In June 2013, the lens via which US residents checked out their authorities was dramatically modified; it was now a PRISM.
PRISM was this system that enabled the Nationwide Safety Company (NSA), with some assist from the FBI, to acquire unthinkable portions of information from tech giants like Google, Fb and Microsoft, amongst others.
Regardless of earlier statements that the NSA didn’t acquire knowledge “straight” from tech firms, American whistleblower Edward Snowden revealed that they did, and that it was only one portion of a bigger image displaying that the US was within the mass surveillance sport.
With the veil lifted, change was inevitable. We noticed main legislative reform with the USA FREEDOM Act passing in 2015, the rise of digital privateness advocacy teams and courts ruling that the NSA’s telephone knowledge surveillance was unlawful.
After Snowden, the information flood solely accelerated
Virtually talking, although, what has actually modified?
“The whole lot has modified, and nothing has modified,” famend safety technologist Bruce Schneier informed Cointelegraph’s Not Useless But present. “Definitely, the surveillance remains to be taking place.”

Schneier, a New York Occasions bestselling creator and fellow at Harvard’s Berkman Klein Middle for Web & Society, didn’t cease there along with his warnings.
The size of the information drawback is seldom understood, Schneier says.
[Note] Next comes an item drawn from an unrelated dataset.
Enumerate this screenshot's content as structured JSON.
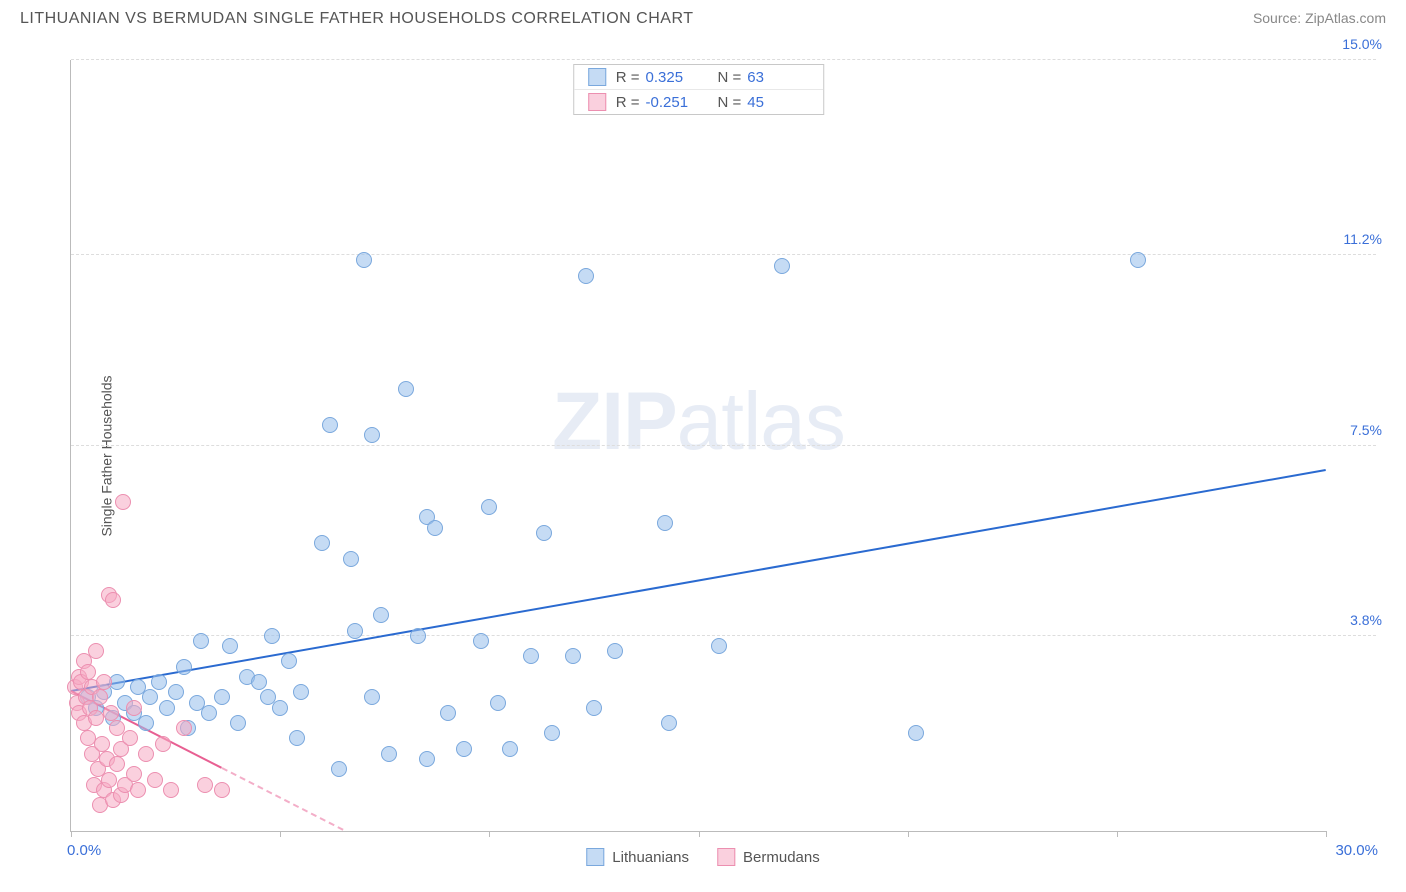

Not solely is there exponentially extra knowledge collected than within the lead-up to the Snowden leaks in 2013, however it is usually markedly extra granular.
In December 2025, investigative journalists at French newspaper Le Monde managed to trace spies, particular forces and people near the French president with cell phone advert knowledge bought from a significant dealer.
“Within the case of our policeman, we will observe him to a well-known sports activities retailer, to the recycling middle, to the fuel station… And all the best way residence,” the journalists wrote.
The amount and high quality of contemporary knowledge permit mass surveillance at a degree by no means seen earlier than, and surveillance capitalism is foundational to the established order. However now, Schneier warns, parallel to the rise of mass surveillance is the brand new risk of “bulk spying.”
“The truth that AI can go voice-to-text and summarize means we’re coming into the world of bulk spying along with bulk surveillance […] I’ll assure you, the US, China, Russia, [and] different nations, are doing this.”
The NSA collected knowledge from the most important tech monopolies of the time, and Schneier is anxious that historical past is repeating itself, this time with AI firms.
“The entire horrors of social media are coming again in a method that’s even worse with AI,” he mentioned.
A bleak, dystopian future is probably not set in stone, nevertheless. Privateness is trending, each inside and out of doors of crypto, in a method it by no means has earlier than. The myriad invasions of privateness as soon as evoked apathy, then malaise. Now it verges on outrage and motion. The hundreds of concessions made could have lastly reached crucial mass, and true change may very well be inside attain.
Schneier informed The Register, “I simply can’t think about that we’ll have this degree of mass surveillance, both company or authorities, in 50 years. I believe we’ll view these enterprise practices like we view sweatshops right now: as proof of our much less moral previous selves.”